Um mistério vem sacudindo o País, o que levou o jornalismo investigativo a ir à busca da vergonha que sumiu. Seu sumiço era uma ameaça, pois se abriram as portas aos sem vergonhas. A Justiça viu tudo que ocorria e permaneceu omissa, com medo dos armados aceitando até interventor. Manchetes de revistas clamavam: “Por onde andará a vergonha?”, ou “Paga-se muito bem a quem indicar quem sequestrou a vergonha”, e ainda: “Os inimigos da pátria ameaçam a vergonha nacional”. Uma parte da mídia fazia de conta que tudo estava normal. O mundo ofereceu ajuda para colaborar na busca da querida vergonha, essencial na civilização. E também começaram a entrevistar profissionais sobre o que mesmo era a vergonha.

Um estudioso da Bíblia lembrou que a vergonha nasceu quando a Eva e o Adão comeram da árvore do conhecimento. Quando ambos se perceberam nus, logo taparam suas vergonhas com as folhas de parreira, começando assim a era do erotismo, e assim nasceu a humanidade. A vergonha nasce ligada ao erotismo, e Millôr Fernandes escreveu que o nascimento da Eva fez os animais no Paraíso festejarem sua saída de uma lagoa nuinha e clamaram: “Criador, Criador, Criador”, e aí Millôr foi expulso da revista Cruzeiro pela Igreja.

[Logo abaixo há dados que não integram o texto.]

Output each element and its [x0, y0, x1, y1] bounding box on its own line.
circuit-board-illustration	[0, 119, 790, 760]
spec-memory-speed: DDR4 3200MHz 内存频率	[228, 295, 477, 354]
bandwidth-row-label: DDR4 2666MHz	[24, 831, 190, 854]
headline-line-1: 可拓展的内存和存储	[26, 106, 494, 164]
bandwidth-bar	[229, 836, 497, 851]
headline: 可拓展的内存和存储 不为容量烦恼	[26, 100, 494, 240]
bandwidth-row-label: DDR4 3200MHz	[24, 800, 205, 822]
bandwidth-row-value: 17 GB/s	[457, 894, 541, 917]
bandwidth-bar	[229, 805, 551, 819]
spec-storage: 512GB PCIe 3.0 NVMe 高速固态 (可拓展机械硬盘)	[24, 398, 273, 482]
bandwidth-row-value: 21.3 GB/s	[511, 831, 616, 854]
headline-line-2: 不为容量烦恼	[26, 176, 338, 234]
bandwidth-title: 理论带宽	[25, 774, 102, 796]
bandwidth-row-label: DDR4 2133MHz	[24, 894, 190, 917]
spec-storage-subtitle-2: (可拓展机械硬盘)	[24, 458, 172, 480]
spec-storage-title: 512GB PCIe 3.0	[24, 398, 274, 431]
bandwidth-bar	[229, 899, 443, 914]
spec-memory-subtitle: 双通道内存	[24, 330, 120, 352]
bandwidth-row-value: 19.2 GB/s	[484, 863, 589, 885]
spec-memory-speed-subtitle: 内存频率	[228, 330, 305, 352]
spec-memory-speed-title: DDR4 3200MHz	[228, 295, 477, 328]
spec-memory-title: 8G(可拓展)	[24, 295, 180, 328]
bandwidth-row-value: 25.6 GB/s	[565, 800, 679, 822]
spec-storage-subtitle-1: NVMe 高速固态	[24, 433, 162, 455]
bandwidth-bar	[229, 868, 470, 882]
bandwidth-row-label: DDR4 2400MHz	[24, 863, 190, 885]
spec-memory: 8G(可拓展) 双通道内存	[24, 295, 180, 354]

Um psicanalista afirmou que a vergonha tem a ver com o erotismo, mas também com a moral, pois a vergonha é o medo do olhar do outro que pode condenar. Aliás, vergonha, é uma palavra ausente dos dicionários de psicanálise. É possível pensar que a vergonha se instala na fase edípica, pelo medo de perder o amor dos pais – que, aos poucos, vão sendo introjetados através das identificações. Vergonha é, portanto, um sentimento penoso decorrente da civilização. Quando se perde a vergonha, a Lei é desprezada, é possível mentir à vontade, burlar as leis, como “não matarás”, passa a valer tudo de um poder onipotente. É o que vem ocorrendo no neoliberalismo com sua voracidade crescente, que tem levado a um retrocesso civilizatório, ameaçando a humanidade.

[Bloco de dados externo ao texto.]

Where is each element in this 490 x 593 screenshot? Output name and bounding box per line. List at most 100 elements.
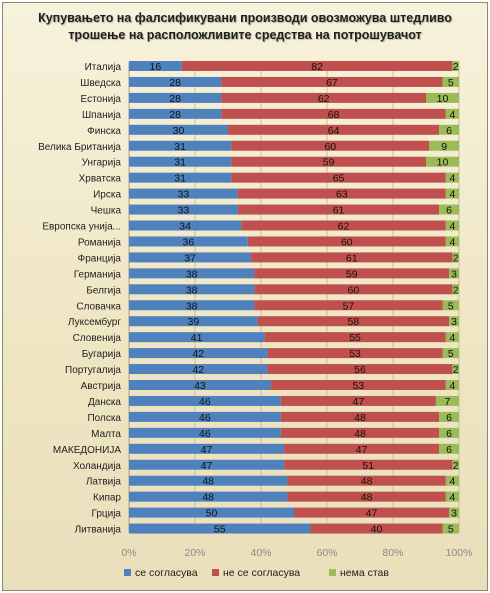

A vergonha é um sentimento ligado à culpa, à necessidade de castigo, tendo a ver com a educação, com a escola, o olhar dos outros. Todo ser humano já sentiu alguma vergonha, seja do peso, da altura, da cor, da pobreza, de ser estrangeiro, ou um sentimento de exclusão, de não ser amado. Vergonha mortifica, é humilhante a ponto de gerar muito sofrimento. Escritores relataram sobre as suas vergonhas como Clarice Lispector, e Conceição Evaristo entre outros.

Vergonha é essencial em qualquer sociedade, entretanto os ditadores ou presidentes autoritários tendem a ter pouca vergonha. Fazem o mal e mentem que estão fazendo o bem, convencem seus cercadinhos que os aplaudem e fazem de conta que têm vergonha. São os poderosos que atacam a Lei, a função paterna, ligada aos mandamentos, a vida em sociedade. São covardes, mentem, são cúmplices dos crimes, mas têm medo do amanhã.

A vergonha está fazendo falta, pois sem ela há um desprezo pela vida, pelos mortos, e a natureza. O País precisa encontrar a senhora Vergonha, nossa vergonha, pois ela é indispensável para limitar a maior das crueldades que o Brasil já viveu.